JAN. 31-FEB. 1 FOMC: Minutes released on Feb. 22:

"In the U.S. economic projection prepared by the staff for this FOMC meeting, the near-term forecast was little changed from the December meeting. Real GDP growth in the fourth quarter of last year was estimated to have been a little faster than the staff had expected in December, and the pace of economic growth in the first half of this year was projected to be essentially the same as in the fourth quarter. The staff’s forecast for real GDP growth over the next several years was little changed.
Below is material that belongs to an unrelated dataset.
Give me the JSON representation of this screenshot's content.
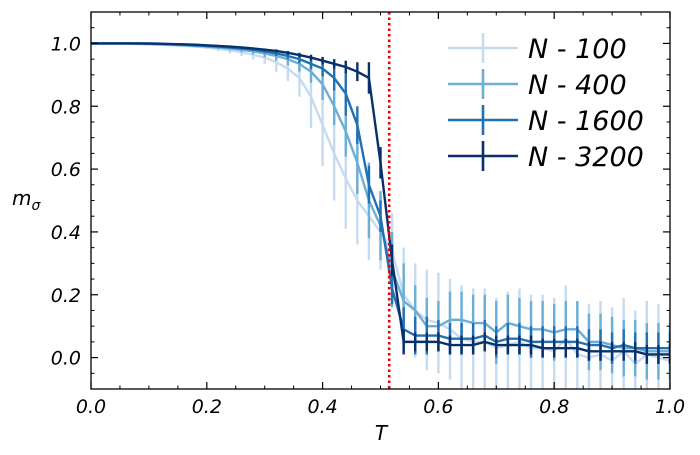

The staff continued to project that real GDP would expand at a modestly faster pace than potential output in 2017 through 2019. The unemployment rate was forecast to edge down gradually through the end of 2019 and to run below the staff’s estimate of its longer-run natural rate; the path for the unemployment rate was little changed from the previous projection.

"The staff’s forecast for consumer price inflation was unchanged on balance. The staff continued to project that inflation would increase over the next several years, as food and energy prices, along with the prices of non-energy imports, were expected to begin steadily rising either this year or next. However, inflation was projected to be marginally below the Committee’s longer-run objective of 2 percent in 2019.

"The staff viewed the uncertainty around its projections for real GDP growth, the unemployment rate, and inflation as similar to the average of the past 20 years. The risks to the forecast for real GDP were seen as tilted to the downside, primarily reflecting the staff’s assessment that monetary policy appeared to be better positioned to offset large positive shocks than substantial adverse ones. However, the staff viewed the risks to the forecast from developments abroad as less pronounced than in the recent past. Consistent with the downside risks to aggregate demand, the staff viewed the risks to its outlook for the unemployment rate as tilted to the upside. The risks to the projection for inflation were seen as roughly balanced. The downside risks from the possibility that longer-term inflation expectations may have edged down or that the dollar could appreciate substantially further were seen as roughly counterbalanced by the upside risk that inflation could increase more than expected in an economy that was projected to continue operating above its longer-run potential."